Since I spend a lot of time talking to people who want to write op-ed columns, one of the first things I tell them is they have to figure out how they have a connection to the subject they want to write about. Basically, why should anyone want to read what you write? What makes you an “expert” on the subject?
Now when I say “expert” I don’t necessarily mean that you work at a think tank and write policy papers all day on the subject (although that would be great). But if you are writing about immigration, the economy, the presidential election, whatever, you have to somehow find a way to tie yourself to the subject matter. For example, in this piece, a New York woman is writing that like Sarah Palin, she’s also a “hockey mom.” She writes that she shares a lot of the same background as Gov. Palin. But she splits with her on position on reproductive rights. Her “expertise” is that she is also a hockey mom commenting on another hockey mom.
But Salon pointed to a great example of the Los Angeles Times picking up an op-ed by David Blankenhorn whose only buy-in is that the author is a “liberal” against gay marriage. Except that, as Salon points out. He’s probably not really a liberal.
The thing about political leanings is it’s a lot like faith. You can’t prove someone isn’t a “Christian” if they claim they are, even if you point out all the unchristian things they do.

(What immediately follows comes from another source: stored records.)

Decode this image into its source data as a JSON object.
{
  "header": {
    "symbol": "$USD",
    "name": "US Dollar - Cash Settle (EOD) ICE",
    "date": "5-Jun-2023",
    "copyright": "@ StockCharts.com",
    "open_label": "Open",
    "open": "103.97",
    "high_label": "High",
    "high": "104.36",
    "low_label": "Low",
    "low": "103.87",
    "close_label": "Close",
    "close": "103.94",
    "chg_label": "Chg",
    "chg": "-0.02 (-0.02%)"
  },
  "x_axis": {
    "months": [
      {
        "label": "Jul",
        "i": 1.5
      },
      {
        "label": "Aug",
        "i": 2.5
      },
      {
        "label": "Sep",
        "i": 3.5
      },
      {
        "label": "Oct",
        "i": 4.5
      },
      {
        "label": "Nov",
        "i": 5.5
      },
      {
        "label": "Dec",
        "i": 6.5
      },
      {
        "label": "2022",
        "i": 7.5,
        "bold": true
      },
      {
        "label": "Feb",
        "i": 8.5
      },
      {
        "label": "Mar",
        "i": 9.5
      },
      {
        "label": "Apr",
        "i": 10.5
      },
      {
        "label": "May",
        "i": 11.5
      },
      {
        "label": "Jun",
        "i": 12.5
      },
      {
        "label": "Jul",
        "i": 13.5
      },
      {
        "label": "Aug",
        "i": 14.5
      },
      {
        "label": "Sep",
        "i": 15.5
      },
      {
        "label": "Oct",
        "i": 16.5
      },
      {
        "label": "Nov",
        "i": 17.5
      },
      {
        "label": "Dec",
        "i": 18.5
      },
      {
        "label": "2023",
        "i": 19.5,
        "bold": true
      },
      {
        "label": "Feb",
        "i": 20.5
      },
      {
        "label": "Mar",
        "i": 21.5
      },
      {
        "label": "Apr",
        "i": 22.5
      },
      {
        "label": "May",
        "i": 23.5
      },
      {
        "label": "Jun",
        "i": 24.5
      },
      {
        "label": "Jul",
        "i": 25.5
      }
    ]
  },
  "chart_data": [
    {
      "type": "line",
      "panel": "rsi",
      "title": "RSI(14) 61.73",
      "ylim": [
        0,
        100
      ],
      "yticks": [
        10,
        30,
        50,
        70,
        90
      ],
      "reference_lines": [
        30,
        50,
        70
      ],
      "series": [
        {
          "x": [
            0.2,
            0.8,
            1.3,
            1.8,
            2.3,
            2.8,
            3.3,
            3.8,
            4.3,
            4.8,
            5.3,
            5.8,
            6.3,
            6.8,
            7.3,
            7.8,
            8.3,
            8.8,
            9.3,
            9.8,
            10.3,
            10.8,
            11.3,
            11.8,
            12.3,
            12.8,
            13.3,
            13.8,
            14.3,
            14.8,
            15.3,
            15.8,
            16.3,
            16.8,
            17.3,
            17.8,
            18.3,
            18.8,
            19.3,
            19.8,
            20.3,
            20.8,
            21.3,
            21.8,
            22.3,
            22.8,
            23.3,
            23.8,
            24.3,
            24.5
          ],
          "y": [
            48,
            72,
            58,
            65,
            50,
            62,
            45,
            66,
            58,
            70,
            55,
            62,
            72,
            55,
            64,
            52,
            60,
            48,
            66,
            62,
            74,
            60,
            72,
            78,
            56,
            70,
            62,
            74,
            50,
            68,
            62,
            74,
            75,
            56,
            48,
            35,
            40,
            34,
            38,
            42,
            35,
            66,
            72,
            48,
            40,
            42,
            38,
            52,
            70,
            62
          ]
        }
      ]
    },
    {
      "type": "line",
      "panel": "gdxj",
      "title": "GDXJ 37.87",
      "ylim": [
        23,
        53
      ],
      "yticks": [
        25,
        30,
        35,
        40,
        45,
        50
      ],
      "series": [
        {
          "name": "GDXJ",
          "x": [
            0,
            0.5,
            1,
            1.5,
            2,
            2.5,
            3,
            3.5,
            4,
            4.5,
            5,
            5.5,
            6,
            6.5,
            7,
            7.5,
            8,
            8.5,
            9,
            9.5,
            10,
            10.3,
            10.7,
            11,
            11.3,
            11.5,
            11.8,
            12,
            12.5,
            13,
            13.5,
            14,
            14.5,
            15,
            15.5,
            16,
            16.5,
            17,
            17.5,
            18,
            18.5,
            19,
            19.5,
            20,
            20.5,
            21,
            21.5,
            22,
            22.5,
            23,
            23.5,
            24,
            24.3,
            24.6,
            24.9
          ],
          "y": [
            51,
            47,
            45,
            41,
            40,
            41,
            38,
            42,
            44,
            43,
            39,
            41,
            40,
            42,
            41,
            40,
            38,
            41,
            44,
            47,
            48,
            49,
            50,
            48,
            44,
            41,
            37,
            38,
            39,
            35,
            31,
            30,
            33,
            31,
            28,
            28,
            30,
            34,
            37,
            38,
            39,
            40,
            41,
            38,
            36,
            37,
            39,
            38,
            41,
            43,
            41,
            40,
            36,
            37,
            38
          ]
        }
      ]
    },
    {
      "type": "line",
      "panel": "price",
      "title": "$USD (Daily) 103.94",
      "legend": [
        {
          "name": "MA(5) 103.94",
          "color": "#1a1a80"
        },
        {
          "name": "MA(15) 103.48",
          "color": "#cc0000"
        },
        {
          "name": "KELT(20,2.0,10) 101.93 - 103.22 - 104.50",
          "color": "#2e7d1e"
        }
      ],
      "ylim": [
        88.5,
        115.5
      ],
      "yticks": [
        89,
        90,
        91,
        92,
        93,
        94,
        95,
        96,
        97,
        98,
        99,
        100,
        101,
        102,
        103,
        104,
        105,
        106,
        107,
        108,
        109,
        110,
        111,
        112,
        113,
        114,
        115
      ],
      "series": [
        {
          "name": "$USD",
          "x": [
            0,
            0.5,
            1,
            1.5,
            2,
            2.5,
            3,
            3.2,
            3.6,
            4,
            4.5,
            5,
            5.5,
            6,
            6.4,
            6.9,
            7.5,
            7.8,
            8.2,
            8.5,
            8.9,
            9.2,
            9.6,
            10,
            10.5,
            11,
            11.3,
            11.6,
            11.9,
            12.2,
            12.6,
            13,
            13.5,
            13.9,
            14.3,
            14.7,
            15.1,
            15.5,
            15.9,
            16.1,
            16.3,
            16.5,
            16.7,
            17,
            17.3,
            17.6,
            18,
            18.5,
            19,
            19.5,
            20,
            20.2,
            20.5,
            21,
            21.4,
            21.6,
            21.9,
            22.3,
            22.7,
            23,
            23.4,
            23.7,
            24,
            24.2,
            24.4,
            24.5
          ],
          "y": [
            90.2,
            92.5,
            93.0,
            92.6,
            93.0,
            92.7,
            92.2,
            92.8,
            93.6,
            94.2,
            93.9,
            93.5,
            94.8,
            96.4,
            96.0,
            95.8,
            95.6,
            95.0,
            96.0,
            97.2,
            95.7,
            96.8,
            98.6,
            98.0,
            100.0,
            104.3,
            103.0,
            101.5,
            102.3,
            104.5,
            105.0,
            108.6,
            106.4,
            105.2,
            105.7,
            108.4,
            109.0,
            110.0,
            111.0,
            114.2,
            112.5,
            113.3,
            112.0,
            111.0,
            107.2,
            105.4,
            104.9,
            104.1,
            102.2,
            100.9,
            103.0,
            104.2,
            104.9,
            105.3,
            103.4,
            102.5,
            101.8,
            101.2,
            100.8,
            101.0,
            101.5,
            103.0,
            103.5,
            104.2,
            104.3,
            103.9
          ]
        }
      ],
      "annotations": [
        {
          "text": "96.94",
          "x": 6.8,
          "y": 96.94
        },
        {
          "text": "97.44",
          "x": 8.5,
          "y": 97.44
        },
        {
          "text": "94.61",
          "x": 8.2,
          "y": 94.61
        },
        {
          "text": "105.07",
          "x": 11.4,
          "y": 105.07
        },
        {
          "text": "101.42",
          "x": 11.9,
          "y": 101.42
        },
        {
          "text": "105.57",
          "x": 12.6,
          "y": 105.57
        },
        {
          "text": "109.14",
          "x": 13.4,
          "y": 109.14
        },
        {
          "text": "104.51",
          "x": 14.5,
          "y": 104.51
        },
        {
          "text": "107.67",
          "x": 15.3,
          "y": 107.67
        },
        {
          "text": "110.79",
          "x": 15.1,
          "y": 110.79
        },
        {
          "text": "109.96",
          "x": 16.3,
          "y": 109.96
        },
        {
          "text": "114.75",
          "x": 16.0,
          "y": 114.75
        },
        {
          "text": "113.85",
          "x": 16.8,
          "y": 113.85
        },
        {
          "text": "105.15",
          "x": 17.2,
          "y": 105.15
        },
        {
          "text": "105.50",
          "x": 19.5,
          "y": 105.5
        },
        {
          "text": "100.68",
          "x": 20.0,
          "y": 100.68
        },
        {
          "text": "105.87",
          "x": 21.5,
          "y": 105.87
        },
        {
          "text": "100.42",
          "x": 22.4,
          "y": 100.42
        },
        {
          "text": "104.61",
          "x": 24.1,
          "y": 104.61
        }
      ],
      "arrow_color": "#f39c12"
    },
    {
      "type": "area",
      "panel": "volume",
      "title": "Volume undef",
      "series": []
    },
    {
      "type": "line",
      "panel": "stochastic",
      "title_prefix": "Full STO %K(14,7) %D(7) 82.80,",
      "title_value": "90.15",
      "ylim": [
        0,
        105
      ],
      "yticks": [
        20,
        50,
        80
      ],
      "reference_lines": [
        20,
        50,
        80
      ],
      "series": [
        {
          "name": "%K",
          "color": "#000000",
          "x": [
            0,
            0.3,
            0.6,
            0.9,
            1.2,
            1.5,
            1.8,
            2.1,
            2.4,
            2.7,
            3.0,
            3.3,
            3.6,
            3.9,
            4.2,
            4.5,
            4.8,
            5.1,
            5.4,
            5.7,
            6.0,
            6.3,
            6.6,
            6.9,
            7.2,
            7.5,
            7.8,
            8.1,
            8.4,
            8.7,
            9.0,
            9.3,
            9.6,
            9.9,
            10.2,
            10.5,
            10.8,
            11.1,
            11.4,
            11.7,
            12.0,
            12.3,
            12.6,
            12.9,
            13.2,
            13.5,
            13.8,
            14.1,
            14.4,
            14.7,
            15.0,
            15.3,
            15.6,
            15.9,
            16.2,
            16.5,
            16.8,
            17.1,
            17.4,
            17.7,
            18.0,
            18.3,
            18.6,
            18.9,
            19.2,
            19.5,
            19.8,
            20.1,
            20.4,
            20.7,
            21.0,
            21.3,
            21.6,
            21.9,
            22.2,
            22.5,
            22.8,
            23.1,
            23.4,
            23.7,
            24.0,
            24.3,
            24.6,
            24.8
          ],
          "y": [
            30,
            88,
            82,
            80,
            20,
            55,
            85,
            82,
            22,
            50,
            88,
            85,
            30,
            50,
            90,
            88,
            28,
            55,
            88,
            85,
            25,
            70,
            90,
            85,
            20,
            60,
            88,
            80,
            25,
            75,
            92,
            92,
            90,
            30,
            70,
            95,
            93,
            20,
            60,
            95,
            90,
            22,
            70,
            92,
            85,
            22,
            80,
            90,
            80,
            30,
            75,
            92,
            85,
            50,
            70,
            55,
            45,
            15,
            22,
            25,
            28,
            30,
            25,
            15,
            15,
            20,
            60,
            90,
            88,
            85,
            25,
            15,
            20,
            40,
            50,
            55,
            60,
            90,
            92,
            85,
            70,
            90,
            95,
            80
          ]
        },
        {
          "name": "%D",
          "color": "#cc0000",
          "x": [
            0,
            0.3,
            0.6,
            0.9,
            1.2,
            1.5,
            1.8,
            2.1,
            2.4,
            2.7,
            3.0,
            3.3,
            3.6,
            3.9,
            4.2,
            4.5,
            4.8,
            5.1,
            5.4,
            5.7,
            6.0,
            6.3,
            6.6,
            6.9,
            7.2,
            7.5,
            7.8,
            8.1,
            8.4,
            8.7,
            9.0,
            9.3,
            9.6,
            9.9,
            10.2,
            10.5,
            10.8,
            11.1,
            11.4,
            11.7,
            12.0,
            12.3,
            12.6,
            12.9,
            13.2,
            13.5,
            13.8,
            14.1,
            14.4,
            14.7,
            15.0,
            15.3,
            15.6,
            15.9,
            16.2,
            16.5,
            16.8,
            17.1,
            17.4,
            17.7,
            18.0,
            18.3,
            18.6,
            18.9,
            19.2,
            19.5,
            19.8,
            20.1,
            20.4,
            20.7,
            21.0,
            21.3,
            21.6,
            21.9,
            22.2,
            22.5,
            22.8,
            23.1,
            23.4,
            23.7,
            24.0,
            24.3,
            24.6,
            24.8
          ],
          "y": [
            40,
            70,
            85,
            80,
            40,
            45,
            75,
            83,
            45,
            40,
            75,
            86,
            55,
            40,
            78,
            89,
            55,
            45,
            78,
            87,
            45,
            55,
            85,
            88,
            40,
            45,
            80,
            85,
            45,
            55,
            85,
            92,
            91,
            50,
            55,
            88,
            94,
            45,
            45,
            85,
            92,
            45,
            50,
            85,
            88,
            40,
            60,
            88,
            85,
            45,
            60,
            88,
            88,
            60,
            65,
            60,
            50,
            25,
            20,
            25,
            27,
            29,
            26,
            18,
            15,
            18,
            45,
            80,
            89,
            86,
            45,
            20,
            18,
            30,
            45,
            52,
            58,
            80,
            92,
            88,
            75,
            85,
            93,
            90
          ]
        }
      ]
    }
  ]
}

The vehicle Blankenhorn uses for espousing his opinions on marriage and family values is a think tank he calls the Institute for American Values, of which he is president. In accordance with its status as an untaxed entity, IAV must file a Form 990 financial report annually with the IRS. These filings are available to the public, and you can learn a lot from them. Here is what public records tell us about IAV:
During the 15 years preceding 2006, IAV received nearly $4.5 million in funding from a coterie of ultra-conservative Republican foundations, including the Lynde and Harry Bradley Foundation, the Scaife Family Foundation, and the Randolph Foundation. These foundations supply funds for a network of right-wing Republican think tanks that promote a variety of causes such as the elimination of gay marriage, abortion rights and embryonic stem-cell research; prayer in public schools; creationism and deregulatory free-market economics.
It makes perfect sense that the opinion editor of the LA Times took Blankenhorn at face-value when he sends in an op-ed saying “I’m a liberal.” But in a case like this, and read the op-ed yourself, it doesn’t make much of a point if it’s not backed by someone who has a solid-background in proven liberal beliefs. The argument doesn’t exist really if its not presented as coming from someone who normally agrees with liberal positions.
I think this is a case of “fool me once.” I’d like to think the LA Times isn’t going to get fooled again just by someone who claims to be an outlier. But I suspect they are more susceptible to this type of ruse because they want to think of themselves as “not liberal media.”